Cell Phone Pong

March 28, 2012

Grip and Stance

Let's do a thought experiment. Hold a piece of paper so you hold the top with one hand, the bottom with the other. Now twist the top. Notice how the entire piece of paper twists? Now twist the bottom. Same thing. How does this relate to table tennis?

Now imagine holding a table tennis player in your hands. (You are either very strong or the player is very small.) Hold his playing hand in one hand and his feet with the other. Twist his playing hand and his entire body twists. The same if you twist his feet.

This is what happens when you have a bad grip or bad playing stance. It twists your entire body out of proper alignment, causing all sorts of technique problems. These two problems are by far the most common cause of technique problems. Most often they are not recognized as even many experienced coaches often treat the symptoms of these problems rather than recognizing the cause.

This is why I strongly recommend that players should use a neutral grip during their formative years, and usually well beyond that. (For shakehand players, this means the thinnest part of the wrist lines up with the racket. If the top is tilted away from you when you hold the racket in front of you, it's a backhand grip; if the top is tilted toward you, it's a forehand grip.) A neutral grip means your racket will aim in the same direction as your body is stroking the ball. A non-neutral grip forces you to adjust your stroke in often awkward ways since the racket is aiming one way while your wrist, arm, shoulder, etc., are aiming another direction.

At the advanced levels some players do adjust their grips, taking on usually slight forehand or backhand grips. (I generally use a slight forehand grip, but only after I'd been playing ten years.) There are some technical advantages to this, but only after you have ingrained proper stroking technique.

Similarly, make sure you are in at least a slight forehand stance when hitting forehands (i.e. right foot slightly back for righties, shoulders turned back as you backswing, etc.)
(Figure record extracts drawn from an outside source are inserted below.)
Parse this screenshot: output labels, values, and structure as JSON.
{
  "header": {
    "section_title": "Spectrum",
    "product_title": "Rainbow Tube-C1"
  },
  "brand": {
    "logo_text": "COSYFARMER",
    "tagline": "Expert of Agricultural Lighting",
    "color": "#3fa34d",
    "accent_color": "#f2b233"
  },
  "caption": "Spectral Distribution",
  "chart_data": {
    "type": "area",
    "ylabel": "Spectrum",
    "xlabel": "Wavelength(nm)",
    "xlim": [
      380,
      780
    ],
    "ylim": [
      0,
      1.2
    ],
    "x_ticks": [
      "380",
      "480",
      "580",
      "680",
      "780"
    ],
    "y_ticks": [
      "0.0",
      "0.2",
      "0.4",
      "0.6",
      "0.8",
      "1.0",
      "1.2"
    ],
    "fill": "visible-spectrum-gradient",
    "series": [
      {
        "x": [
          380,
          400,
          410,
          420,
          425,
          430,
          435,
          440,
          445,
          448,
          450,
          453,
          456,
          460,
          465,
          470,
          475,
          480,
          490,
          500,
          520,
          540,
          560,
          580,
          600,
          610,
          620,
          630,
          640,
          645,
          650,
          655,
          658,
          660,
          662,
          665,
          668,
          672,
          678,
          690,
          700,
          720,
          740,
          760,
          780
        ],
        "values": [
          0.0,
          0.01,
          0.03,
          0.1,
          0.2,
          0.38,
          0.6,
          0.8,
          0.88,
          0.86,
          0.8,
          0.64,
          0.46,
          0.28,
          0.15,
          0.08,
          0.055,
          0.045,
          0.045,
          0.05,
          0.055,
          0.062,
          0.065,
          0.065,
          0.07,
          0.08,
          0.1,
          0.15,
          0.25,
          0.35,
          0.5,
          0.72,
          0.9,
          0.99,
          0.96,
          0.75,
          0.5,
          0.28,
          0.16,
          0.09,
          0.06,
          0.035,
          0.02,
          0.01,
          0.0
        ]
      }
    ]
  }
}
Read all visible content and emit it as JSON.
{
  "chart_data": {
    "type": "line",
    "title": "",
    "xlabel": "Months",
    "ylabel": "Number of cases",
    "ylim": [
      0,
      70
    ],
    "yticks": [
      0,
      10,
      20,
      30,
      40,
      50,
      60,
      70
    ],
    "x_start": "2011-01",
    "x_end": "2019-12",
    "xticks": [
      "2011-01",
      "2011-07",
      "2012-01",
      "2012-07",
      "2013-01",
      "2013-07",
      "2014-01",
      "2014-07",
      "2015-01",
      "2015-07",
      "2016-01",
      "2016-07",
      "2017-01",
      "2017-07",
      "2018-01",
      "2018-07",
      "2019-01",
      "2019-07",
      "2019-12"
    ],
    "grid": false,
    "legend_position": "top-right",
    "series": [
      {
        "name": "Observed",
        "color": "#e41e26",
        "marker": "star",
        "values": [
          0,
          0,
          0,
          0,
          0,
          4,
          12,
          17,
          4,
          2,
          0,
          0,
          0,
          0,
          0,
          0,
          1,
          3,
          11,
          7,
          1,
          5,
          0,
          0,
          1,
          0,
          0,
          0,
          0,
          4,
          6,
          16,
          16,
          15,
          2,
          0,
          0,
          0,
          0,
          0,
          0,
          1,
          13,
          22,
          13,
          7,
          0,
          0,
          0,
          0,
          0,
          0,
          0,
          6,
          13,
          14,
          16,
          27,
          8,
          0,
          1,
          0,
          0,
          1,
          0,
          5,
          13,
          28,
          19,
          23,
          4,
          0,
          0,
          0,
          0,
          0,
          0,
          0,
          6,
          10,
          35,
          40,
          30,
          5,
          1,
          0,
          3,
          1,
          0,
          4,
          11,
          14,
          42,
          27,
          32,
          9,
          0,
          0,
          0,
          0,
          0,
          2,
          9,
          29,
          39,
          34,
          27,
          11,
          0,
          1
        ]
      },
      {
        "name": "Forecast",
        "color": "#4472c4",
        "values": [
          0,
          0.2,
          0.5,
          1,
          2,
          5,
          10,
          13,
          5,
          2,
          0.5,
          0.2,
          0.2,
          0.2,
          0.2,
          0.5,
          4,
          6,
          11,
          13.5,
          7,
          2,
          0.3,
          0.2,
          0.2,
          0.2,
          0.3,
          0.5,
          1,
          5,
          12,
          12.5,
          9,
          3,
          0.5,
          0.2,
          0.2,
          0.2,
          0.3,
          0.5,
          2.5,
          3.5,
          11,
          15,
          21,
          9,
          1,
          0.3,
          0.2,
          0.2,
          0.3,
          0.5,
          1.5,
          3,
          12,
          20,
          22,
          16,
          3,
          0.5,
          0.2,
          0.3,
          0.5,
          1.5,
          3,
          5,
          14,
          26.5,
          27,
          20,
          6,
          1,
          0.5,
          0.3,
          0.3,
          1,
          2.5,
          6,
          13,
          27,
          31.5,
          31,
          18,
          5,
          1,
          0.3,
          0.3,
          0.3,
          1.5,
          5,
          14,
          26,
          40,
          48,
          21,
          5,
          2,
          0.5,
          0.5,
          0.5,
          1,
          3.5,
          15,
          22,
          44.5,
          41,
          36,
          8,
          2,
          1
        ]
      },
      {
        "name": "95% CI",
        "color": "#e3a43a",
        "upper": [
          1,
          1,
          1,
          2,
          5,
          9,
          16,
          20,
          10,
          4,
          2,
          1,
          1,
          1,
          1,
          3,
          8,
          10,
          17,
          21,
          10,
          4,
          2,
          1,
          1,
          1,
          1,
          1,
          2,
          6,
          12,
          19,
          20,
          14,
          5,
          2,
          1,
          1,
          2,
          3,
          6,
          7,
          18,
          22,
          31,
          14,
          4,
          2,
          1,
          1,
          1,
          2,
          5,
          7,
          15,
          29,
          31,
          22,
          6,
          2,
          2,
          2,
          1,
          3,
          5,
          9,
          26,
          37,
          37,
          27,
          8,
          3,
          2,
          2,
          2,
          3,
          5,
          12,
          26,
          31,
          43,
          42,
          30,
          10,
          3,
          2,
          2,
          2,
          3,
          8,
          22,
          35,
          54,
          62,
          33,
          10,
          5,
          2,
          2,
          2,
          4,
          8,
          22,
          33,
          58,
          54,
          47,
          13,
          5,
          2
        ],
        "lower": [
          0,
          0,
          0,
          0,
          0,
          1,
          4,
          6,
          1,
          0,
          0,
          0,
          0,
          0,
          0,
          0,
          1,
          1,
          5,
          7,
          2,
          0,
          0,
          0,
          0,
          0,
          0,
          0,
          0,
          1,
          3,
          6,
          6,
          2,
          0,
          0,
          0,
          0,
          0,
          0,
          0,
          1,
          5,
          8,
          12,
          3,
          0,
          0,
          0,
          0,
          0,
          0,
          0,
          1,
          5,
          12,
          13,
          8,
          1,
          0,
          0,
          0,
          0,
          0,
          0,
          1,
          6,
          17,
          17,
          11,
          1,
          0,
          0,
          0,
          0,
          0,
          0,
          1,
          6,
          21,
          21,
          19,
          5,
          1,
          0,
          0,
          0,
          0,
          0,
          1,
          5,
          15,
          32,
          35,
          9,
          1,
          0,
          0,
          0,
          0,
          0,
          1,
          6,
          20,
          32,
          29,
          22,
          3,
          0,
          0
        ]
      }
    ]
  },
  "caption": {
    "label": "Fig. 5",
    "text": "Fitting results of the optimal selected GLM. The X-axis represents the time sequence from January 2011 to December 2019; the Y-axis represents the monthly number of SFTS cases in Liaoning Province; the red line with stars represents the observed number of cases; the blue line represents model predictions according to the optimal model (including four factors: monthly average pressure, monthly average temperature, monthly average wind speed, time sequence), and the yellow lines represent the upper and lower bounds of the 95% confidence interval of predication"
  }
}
Even at the advanced levels often players have trouble with a specific stroke because of their grip or stance. Because they've played this way so long they don't even recognize the cause of their problem, and most often they are destined to an eternity of stroking like a crinkled piece of paper. In a few cases they realize what the cause is, and fix the problem, which often simply means going back to a more neutral grip or adjusting the foot positioning.
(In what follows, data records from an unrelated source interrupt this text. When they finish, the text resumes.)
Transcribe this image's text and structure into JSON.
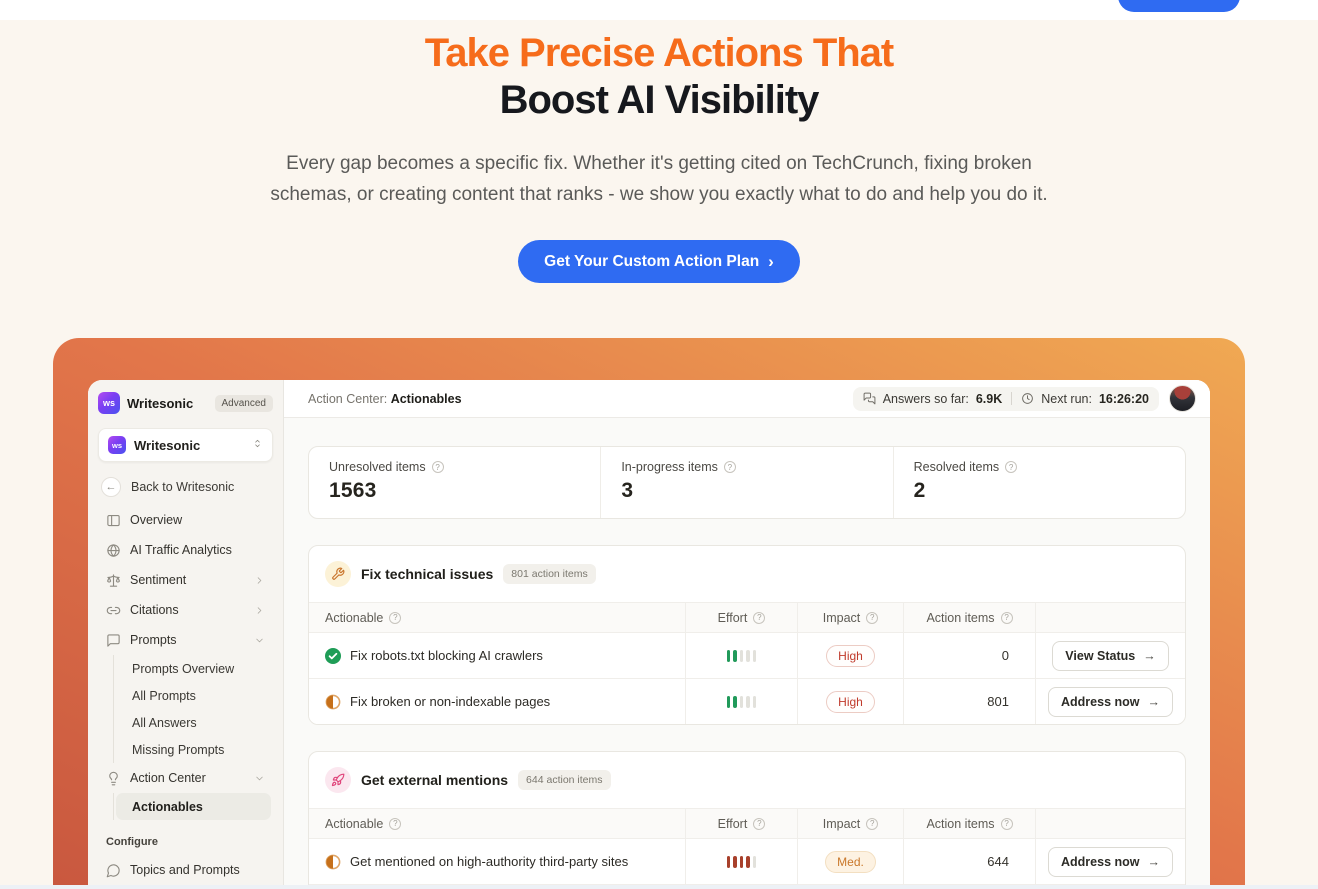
{
  "theme": {
    "accent-orange": "#f66c1b",
    "headline-dark": "#16181d",
    "cta-blue": "#2f6bf2",
    "page-bg": "#fbf6ef",
    "sidebar-bg": "#f6f4f0",
    "panel-bg": "#fafaf8",
    "green": "#219a5a",
    "impact-high": "#c03a2b",
    "impact-med": "#c9772a",
    "effort-red": "#a8402b"
  },
  "hero": {
    "title_line1": "Take Precise Actions That",
    "title_line2": "Boost AI Visibility",
    "subtitle_line1": "Every gap becomes a specific fix. Whether it's getting cited on TechCrunch, fixing broken",
    "subtitle_line2": "schemas, or creating content that ranks - we show you exactly what to do and help you do it.",
    "cta_label": "Get Your Custom Action Plan"
  },
  "dashboard": {
    "sidebar": {
      "logo_text": "ws",
      "brand": "Writesonic",
      "plan_badge": "Advanced",
      "workspace": "Writesonic",
      "back_label": "Back to Writesonic",
      "nav": [
        {
          "label": "Overview"
        },
        {
          "label": "AI Traffic Analytics"
        },
        {
          "label": "Sentiment"
        },
        {
          "label": "Citations"
        },
        {
          "label": "Prompts"
        },
        {
          "label": "Action Center"
        }
      ],
      "prompts_children": [
        "Prompts Overview",
        "All Prompts",
        "All Answers",
        "Missing Prompts"
      ],
      "action_center_children": [
        "Actionables"
      ],
      "configure_label": "Configure",
      "configure_items": [
        "Topics and Prompts"
      ]
    },
    "topbar": {
      "breadcrumb_prefix": "Action Center: ",
      "breadcrumb_current": "Actionables",
      "answers_label": "Answers so far:",
      "answers_value": "6.9K",
      "next_run_label": "Next run:",
      "next_run_value": "16:26:20"
    },
    "stats": [
      {
        "label": "Unresolved items",
        "value": "1563"
      },
      {
        "label": "In-progress items",
        "value": "3"
      },
      {
        "label": "Resolved items",
        "value": "2"
      }
    ],
    "table": {
      "headers": {
        "actionable": "Actionable",
        "effort": "Effort",
        "impact": "Impact",
        "action_items": "Action items"
      }
    },
    "sections": [
      {
        "title": "Fix technical issues",
        "badge": "801 action items",
        "rows": [
          {
            "status": "done",
            "title": "Fix robots.txt blocking AI crawlers",
            "effort": 2,
            "effort_color": "green",
            "impact": "High",
            "impact_level": "high",
            "count": "0",
            "button": "View Status"
          },
          {
            "status": "in-progress",
            "title": "Fix broken or non-indexable pages",
            "effort": 2,
            "effort_color": "green",
            "impact": "High",
            "impact_level": "high",
            "count": "801",
            "button": "Address now"
          }
        ]
      },
      {
        "title": "Get external mentions",
        "badge": "644 action items",
        "rows": [
          {
            "status": "in-progress",
            "title": "Get mentioned on high-authority third-party sites",
            "effort": 4,
            "effort_color": "red",
            "impact": "Med.",
            "impact_level": "medium",
            "count": "644",
            "button": "Address now"
          }
        ]
      }
    ]
  }
}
Like a piece of paper, if you get the top and bottom parts right, the rest falls into place. (An expanded version of this might end up as a Tip of the Week.)

World Team Championships
Dortmund, Germany, March 25 - April 1, 2012

Guo Yue in Slo Mo

Here's a 48-second video of China's World #7 Guo Yue in slow motion. She was #1 in the world in January of 2008, and has had probably a record 24 different rankings as #2 in the ITTF monthly rankings. 

Table Tennis - Pure Magic

Here's another table tennis video (5:59), set to music with lots of slow motion. It's from 2009, but I don't think I've ever posted it.

Cell Phone Pong

Yes, table tennis with a cell phone (0:16), with the phone's video camera running!